Esther Kramer has been visiting GW Hospital for arthritis treatment, and until now, her rehabilitation exercise has been somewhat painful. But a new addition to the staff, a nine-year-old golden retriever named Maggie, has helped make the process a bit easier.
As the hospital’s first “pet therapist,” Maggie arrived at GW about three weeks ago to provide patients in the acute rehabilitation unit with therapeutic companionship and help with their rehabilitation exercises.
“For sick people, to have an animal around is just wonderful. She was a delight,” said Kramer, who explained she was able to brush Maggie painlessly in a motion that resembles her regular exercise. “I love having (Maggie) here. She is better than any silly treadmill.”
Pet therapy dogs, which come in all breeds and sizes, are often used at treatment sites such as hospitals and nursing homes to help improve relationships between patients and their doctors and decrease patient stress levels, according to Therapy Dogs International, the organization that certifies pet therapists, including Maggie. Therapy dogs have also been shown to lower feelings of isolation and depression in patients.
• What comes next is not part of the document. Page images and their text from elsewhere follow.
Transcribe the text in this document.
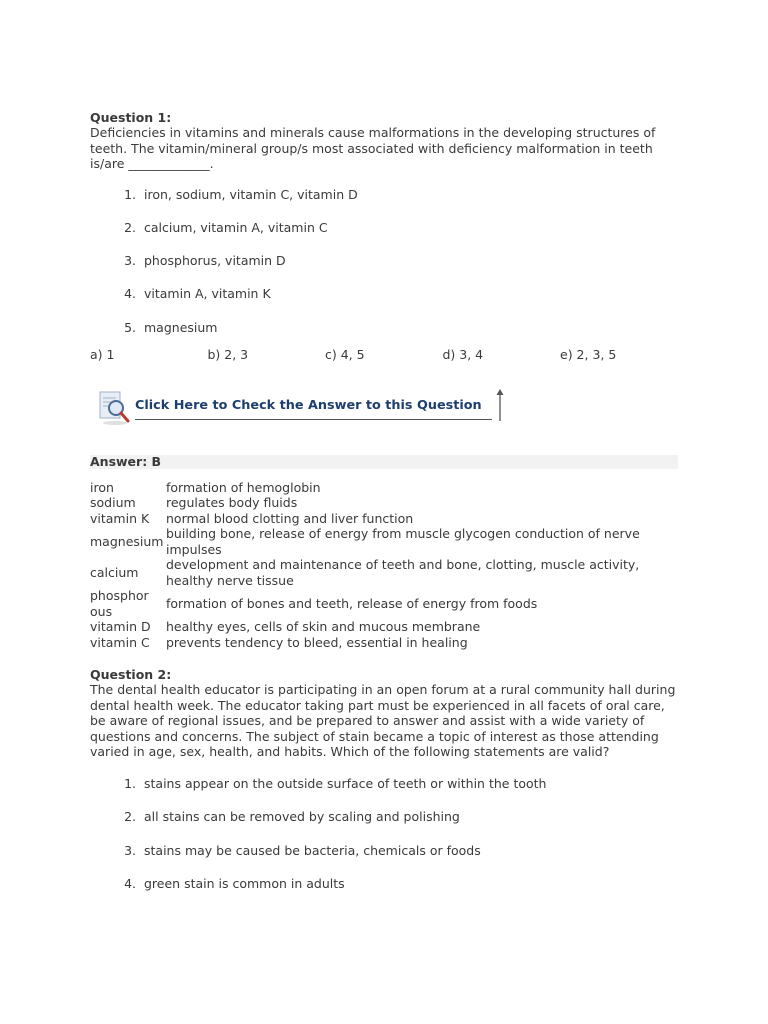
Question 1:

Deficiencies in vitamins and minerals cause malformations in the developing structures of teeth. The vitamin/mineral group/s most associated with deficiency malformation in teeth is/are _____________.

1. iron, sodium, vitamin C, vitamin D
2. calcium, vitamin A, vitamin C
3. phosphorus, vitamin D
4. vitamin A, vitamin K
5. magnesium
a) 1	b) 2, 3	c) 4, 5	d) 3, 4	e) 2, 3, 5
Click Here to Check the Answer to this Question
Answer: B
iron	formation of hemoglobin
sodium	regulates body fluids
vitamin K	normal blood clotting and liver function
magnesium	building bone, release of energy from muscle glycogen conduction of nerve impulses
calcium	development and maintenance of teeth and bone, clotting, muscle activity, healthy nerve tissue
phosphorous	formation of bones and teeth, release of energy from foods
vitamin D	healthy eyes, cells of skin and mucous membrane
vitamin C	prevents tendency to bleed, essential in healing

Question 2:

The dental health educator is participating in an open forum at a rural community hall during dental health week. The educator taking part must be experienced in all facets of oral care, be aware of regional issues, and be prepared to answer and assist with a wide variety of questions and concerns. The subject of stain became a topic of interest as those attending varied in age, sex, health, and habits. Which of the following statements are valid?

1. stains appear on the outside surface of teeth or within the tooth
2. all stains can be removed by scaling and polishing
3. stains may be caused be bacteria, chemicals or foods
4. green stain is common in adults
“(Maggie) does a lot of encouraging,” said Caroline Luisi, clinical coordinator for GW Hospital’s acute rehabilitation unit. “For example, a patient with Parkinson’s disease wasn’t walking far, but then wanted to catch up to Maggie,” Luisi said, adding that the patient, who previously could only walk 50 feet, followed Maggie for up to 200 feet.
Mary Zwiefel, Maggie’s owner and the hospital’s executive director of rehabilitation services, said she knew her dog would be a good addition to the hospital.
“As a therapist myself, it was always something I wanted to do,” Zwiefel said. “(Maggie) is such a people dog.”
Luisi said she would like to expand GW’s rehabilitation unit to include more than one dog, but finding more willing participants has been difficult.
“The problem is there aren’t many people interested in training their dogs (to be pet therapists),” she said. “We would love to have people come just for visitations with pets. The program can be expanded as long as there are people willing to bring their pets.”
Zwiefel said she has begun asking volunteers from the Fairfax Pets on Wheels program, an organization that brings pet therapists to area nursing homes and assisted living facilities and has also certified Maggie, to bring their dogs to the GW Hospital.
Zwiefel said one volunteer will bring her dog to the hospital next week.
“(Maggie) has been received even better then myself,” she said. “She’s really popular with patients and staff. Medical students often come over just to pet her.”